Außerdem sind auch immer die Folgen eines einseitigen Abbruchs der Beitrittsverhandlungen abzuwägen. Ein Abbruch seitens der EU könnte der Türkei den Vorwand liefern, mit Europa zu brechen und dabei wie schon oft zuvor mit dem Finger auf die EU zu zeigen und dort die Verantwortlichen zu suchen. Wir sollten vielmehr deutlich machen, dass es weitere Verhandlungen nur geben kann, wenn insbesondere die Menschenrechte und die Religionsfreiheit in der Türkei geachtet werden. In dieser zentralen Frage wird sich zeigen, ob die Türkei endgültig Europa den Rücken kehrt.

Im Übrigen legt der EU-Verhandlungsrahmen für die Türkei in Artikel 5 fest, wann eine Aussetzung der EU-Beitrittsgespräche in Betracht kommt: „Erfolgt in der Türkei eine schwerwiegende und anhaltende Verletzung der für die Union grundlegenden Werte der Freiheit, der Demokratie, der Achtung der Menschenrechte und der Grundfreiheiten sowie der Rechtsstaatlichkeit, so wird die Kommission von sich aus oder auf Antrag von einem Drittel der Mitgliedstaaten die Aussetzung der Verhandlungen empfehlen und die Bedingungen für eine mögliche Wiederaufnahme vorschlagen.“ Damit würde dann auch ein Einfrieren der Vorbeitrittshilfen einhergehen.

Zur Rüstungsexportpolitik und dem Einsatz der Bundesregierung für in der Türkei inhaftierte deutsche Staatsbürger:

Lassen Sie mich hierzu anmerken, dass ich als Abgeordnete des Deutschen Bundestages nicht in interne Entscheidungen der Bundesregierung über Rüstungsexporte oder auch diplomatische Verhandlungen zur Freilassung Deutscher, die in der Türkei inhaftiert sind, eingebunden bin. Nach meiner Wahrnehmung bemüht sich die Bundesregierung aber auf allen Ebenen um die Freilassung in der Türkei inhaftierter deutscher Staatsbürger.

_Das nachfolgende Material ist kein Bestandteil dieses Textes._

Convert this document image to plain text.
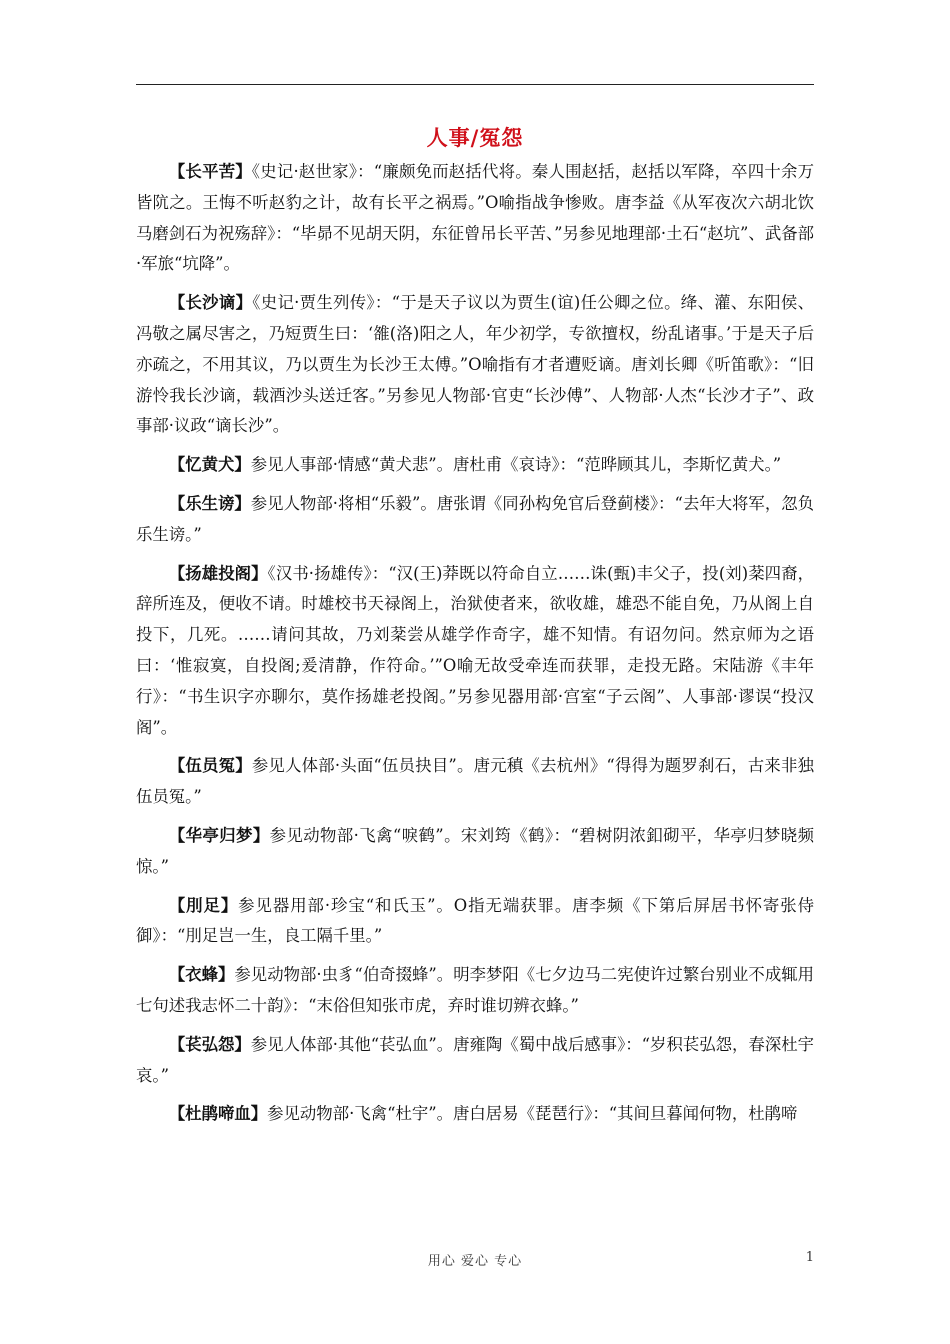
人事/冤怨

【长平苦】《史记·赵世家》：“廉颇免而赵括代将。秦人围赵括，赵括以军降，卒四十余万皆阬之。王悔不听赵豹之计，故有长平之祸焉。”O喻指战争惨败。唐李益《从军夜次六胡北饮马磨剑石为祝殇辞》：“毕昴不见胡天阴，东征曾吊长平苦、”另参见地理部·土石“赵坑”、武备部·军旅“坑降”。

【长沙谪】《史记·贾生列传》：“于是天子议以为贾生(谊)任公卿之位。绛、灌、东阳侯、冯敬之属尽害之，乃短贾生曰：‘雒(洛)阳之人，年少初学，专欲擅权，纷乱诸事。’于是天子后亦疏之，不用其议，乃以贾生为长沙王太傅。”O喻指有才者遭贬谪。唐刘长卿《听笛歌》：“旧游怜我长沙谪，载酒沙头送迁客。”另参见人物部·官吏“长沙傅”、人物部·人杰“长沙才子”、政事部·议政“谪长沙”。

【忆黄犬】参见人事部·情感“黄犬悲”。唐杜甫《哀诗》：“范晔顾其儿，李斯忆黄犬。”

【乐生谤】参见人物部·将相“乐毅”。唐张谓《同孙构免官后登蓟楼》：“去年大将军，忽负乐生谤。”

【扬雄投阁】《汉书·扬雄传》：“汉(王)莽既以符命自立……诛(甄)丰父子，投(刘)棻四裔，辞所连及，便收不请。时雄校书天禄阁上，治狱使者来，欲收雄，雄恐不能自免，乃从阁上自投下，几死。……请问其故，乃刘棻尝从雄学作奇字，雄不知情。有诏勿问。然京师为之语曰：‘惟寂寞，自投阁;爰清静，作符命。’”O喻无故受牵连而获罪，走投无路。宋陆游《丰年行》：“书生识字亦聊尔，莫作扬雄老投阁。”另参见器用部·宫室“子云阁”、人事部·谬误“投汉阁”。

【伍员冤】参见人体部·头面“伍员抉目”。唐元稹《去杭州》“得得为题罗刹石，古来非独伍员冤。”

【华亭归梦】参见动物部·飞禽“唳鹤”。宋刘筠《鹤》：“碧树阴浓釦砌平，华亭归梦晓频惊。”

【刖足】参见器用部·珍宝“和氏玉”。O指无端获罪。唐李频《下第后屏居书怀寄张侍御》：“刖足岂一生，良工隔千里。”

【衣蜂】参见动物部·虫豸“伯奇掇蜂”。明李梦阳《七夕边马二宪使许过繁台别业不成辄用七句述我志怀二十韵》：“末俗但知张市虎，弃时谁切辨衣蜂。”

【苌弘怨】参见人体部·其他“苌弘血”。唐雍陶《蜀中战后感事》：“岁积苌弘怨，春深杜宇哀。”

【杜鹃啼血】参见动物部·飞禽“杜宇”。唐白居易《琵琶行》：“其间旦暮闻何物，杜鹃啼

用心 爱心 专心	1
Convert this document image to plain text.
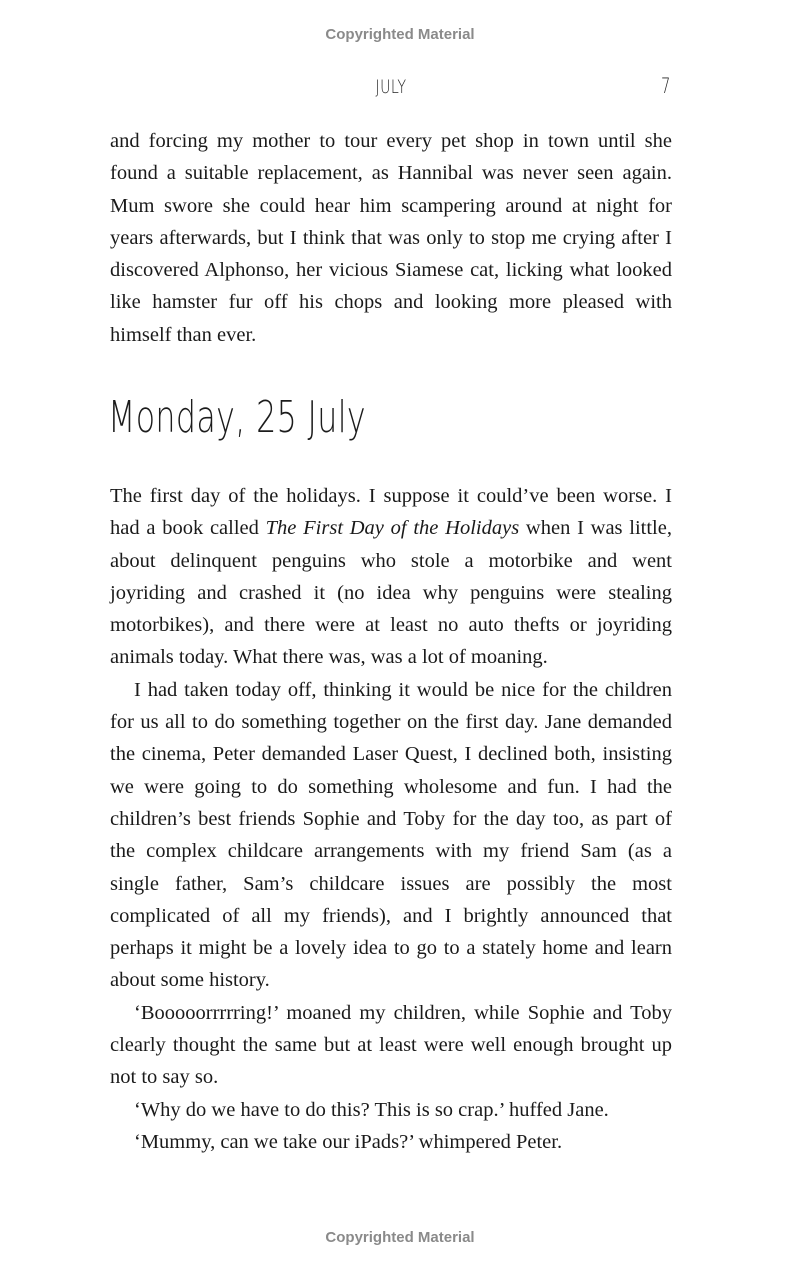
Copyrighted Material
JULY	7

and forcing my mother to tour every pet shop in town until she found a suitable replacement, as Hannibal was never seen again. Mum swore she could hear him scampering around at night for years afterwards, but I think that was only to stop me crying after I discovered Alphonso, her vicious Siamese cat, licking what looked like hamster fur off his chops and looking more pleased with himself than ever.

Monday, 25 July

The first day of the holidays. I suppose it could’ve been worse. I had a book called The First Day of the Holidays when I was little, about delinquent penguins who stole a motorbike and went joyriding and crashed it (no idea why penguins were stealing motorbikes), and there were at least no auto thefts or joyriding animals today. What there was, was a lot of moaning.

I had taken today off, thinking it would be nice for the children for us all to do something together on the first day. Jane demanded the cinema, Peter demanded Laser Quest, I declined both, insisting we were going to do something wholesome and fun. I had the children’s best friends Sophie and Toby for the day too, as part of the complex childcare arrangements with my friend Sam (as a single father, Sam’s childcare issues are possibly the most complicated of all my friends), and I brightly announced that perhaps it might be a lovely idea to go to a stately home and learn about some history.

‘Booooorrrrring!’ moaned my children, while Sophie and Toby clearly thought the same but at least were well enough brought up not to say so.

‘Why do we have to do this? This is so crap.’ huffed Jane.

‘Mummy, can we take our iPads?’ whimpered Peter.

Copyrighted Material
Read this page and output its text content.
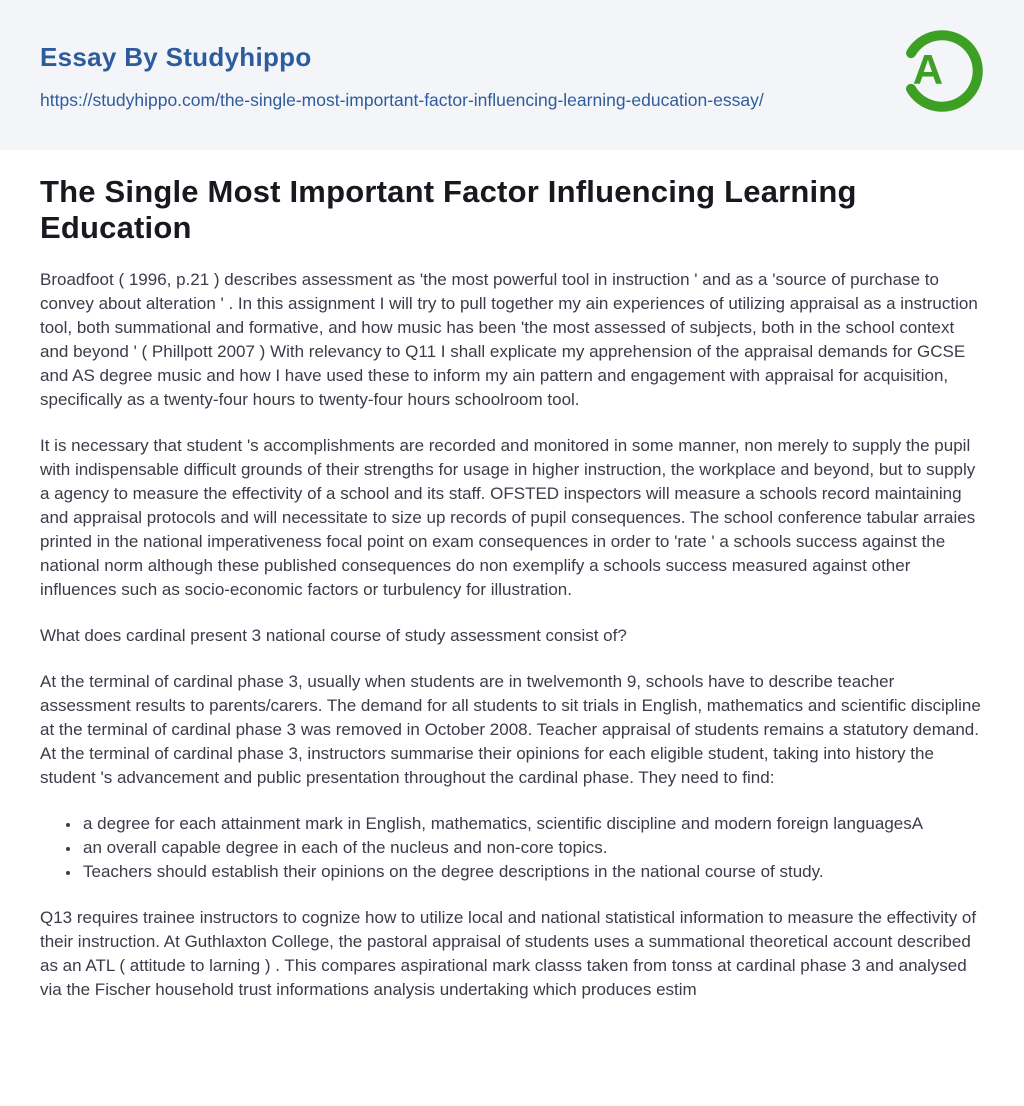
Essay By Studyhippo
https://studyhippo.com/the-single-most-important-factor-influencing-learning-education-essay/
A
The Single Most Important Factor Influencing Learning Education

Broadfoot ( 1996, p.21 ) describes assessment as 'the most powerful tool in instruction ' and as a 'source of purchase to convey about alteration ' . In this assignment I will try to pull together my ain experiences of utilizing appraisal as a instruction tool, both summational and formative, and how music has been 'the most assessed of subjects, both in the school context and beyond ' ( Phillpott 2007 ) With relevancy to Q11 I shall explicate my apprehension of the appraisal demands for GCSE and AS degree music and how I have used these to inform my ain pattern and engagement with appraisal for acquisition, specifically as a twenty-four hours to twenty-four hours schoolroom tool.

It is necessary that student 's accomplishments are recorded and monitored in some manner, non merely to supply the pupil with indispensable difficult grounds of their strengths for usage in higher instruction, the workplace and beyond, but to supply a agency to measure the effectivity of a school and its staff. OFSTED inspectors will measure a schools record maintaining and appraisal protocols and will necessitate to size up records of pupil consequences. The school conference tabular arraies printed in the national imperativeness focal point on exam consequences in order to 'rate ' a schools success against the national norm although these published consequences do non exemplify a schools success measured against other influences such as socio-economic factors or turbulency for illustration.

What does cardinal present 3 national course of study assessment consist of?

At the terminal of cardinal phase 3, usually when students are in twelvemonth 9, schools have to describe teacher assessment results to parents/carers. The demand for all students to sit trials in English, mathematics and scientific discipline at the terminal of cardinal phase 3 was removed in October 2008. Teacher appraisal of students remains a statutory demand. At the terminal of cardinal phase 3, instructors summarise their opinions for each eligible student, taking into history the student 's advancement and public presentation throughout the cardinal phase. They need to find:

• a degree for each attainment mark in English, mathematics, scientific discipline and modern foreign languagesA
• an overall capable degree in each of the nucleus and non-core topics.
• Teachers should establish their opinions on the degree descriptions in the national course of study.

Q13 requires trainee instructors to cognize how to utilize local and national statistical information to measure the effectivity of their instruction. At Guthlaxton College, the pastoral appraisal of students uses a summational theoretical account described as an ATL ( attitude to larning ) . This compares aspirational mark classs taken from tonss at cardinal phase 3 and analysed via the Fischer household trust informations analysis undertaking which produces estim
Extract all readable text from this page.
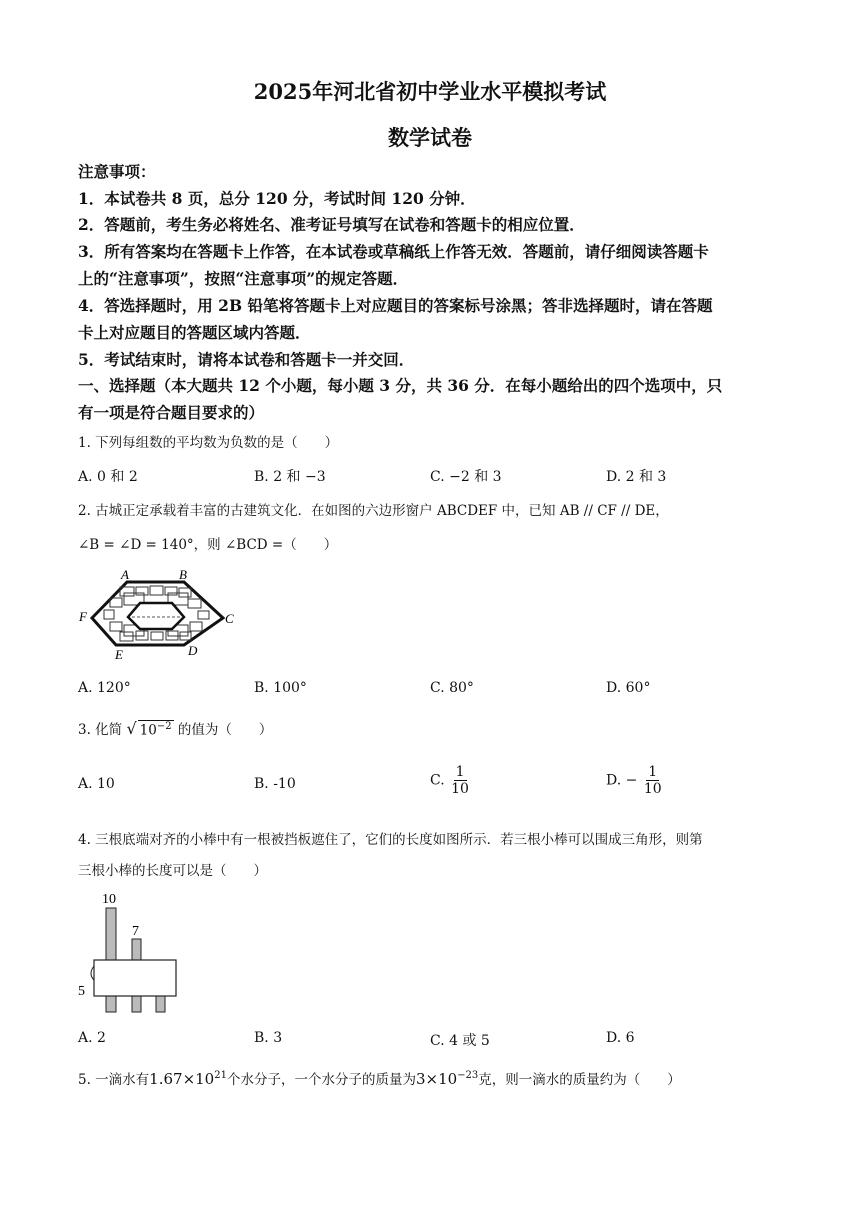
2025年河北省初中学业水平模拟考试
数学试卷
注意事项：
1．本试卷共 8 页，总分 120 分，考试时间 120 分钟．
2．答题前，考生务必将姓名、准考证号填写在试卷和答题卡的相应位置．
3．所有答案均在答题卡上作答，在本试卷或草稿纸上作答无效．答题前，请仔细阅读答题卡
上的“注意事项”，按照“注意事项”的规定答题．
4．答选择题时，用 2B 铅笔将答题卡上对应题目的答案标号涂黑；答非选择题时，请在答题
卡上对应题目的答题区域内答题．
5．考试结束时，请将本试卷和答题卡一并交回．
一、选择题（本大题共 12 个小题，每小题 3 分，共 36 分．在每小题给出的四个选项中，只
有一项是符合题目要求的）
1. 下列每组数的平均数为负数的是（　　）
A. 0 和 2	B. 2 和 −3	C. −2 和 3	D. 2 和 3
2. 古城正定承载着丰富的古建筑文化．在如图的六边形窗户 ABCDEF 中，已知 AB // CF // DE，
∠B = ∠D = 140°，则 ∠BCD =（　　）
A	B
C
D
E
F
A. 120°	B. 100°	C. 80°	D. 60°
3. 化简 √ $10^{-2}$ 的值为（　　）
A. 10	B. -10	C. $\frac{1}{10}$	D. − $\frac{1}{10}$
4. 三根底端对齐的小棒中有一根被挡板遮住了，它们的长度如图所示．若三根小棒可以围成三角形，则第
三根小棒的长度可以是（　　）
10
7
5
A. 2	B. 3	C. 4 或 5	D. 6
5. 一滴水有$1.67\times 10^{21}$个水分子，一个水分子的质量为$3\times 10^{-23}$克，则一滴水的质量约为（　　）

Über Rüstungsexporte entscheidet die Bundesregierung im Einzelfall anhand konkreter Ausfuhranträge. Dabei werden außen- und sicherheitspolitische Erwägungen einbezogen. Auch die Beachtung der Menschenrechte ist dabei von besonderer Bedeutung.

Zu Ditib:

Angesichts von mehr als 3 Mio. Menschen türkischer Herkunft, die in unserem Land zu Hause sind, ist die Türkei natürlich immer auch ein wichtiger Teil der deutschen Innenpolitik. Jungen türkischstämmigen Menschen müssen wir zeigen, dass sie bei uns willkommen sind und viele Chancen haben. Die CDU/CSU-Fraktion hat sich immer dafür eingesetzt, den Einfluss der Religionsbehörde Diyanet sowie der rund 900 DITIB-Moscheevereine in Deutschland zurückzudrängen. Insbesondere dürfen wir keine Spitzeltätigkeit durch DITIB-Mitarbeiter dulden. Des Weiteren sind unsere Sicherheitsbehörden auch nicht der verlängerte Arm der türkischen Sicherheitsbehörden. Asylsuchende aus der Türkei in Deutschland genießen den Schutz des deutschen Asylrechts, das nicht verhandelbar ist.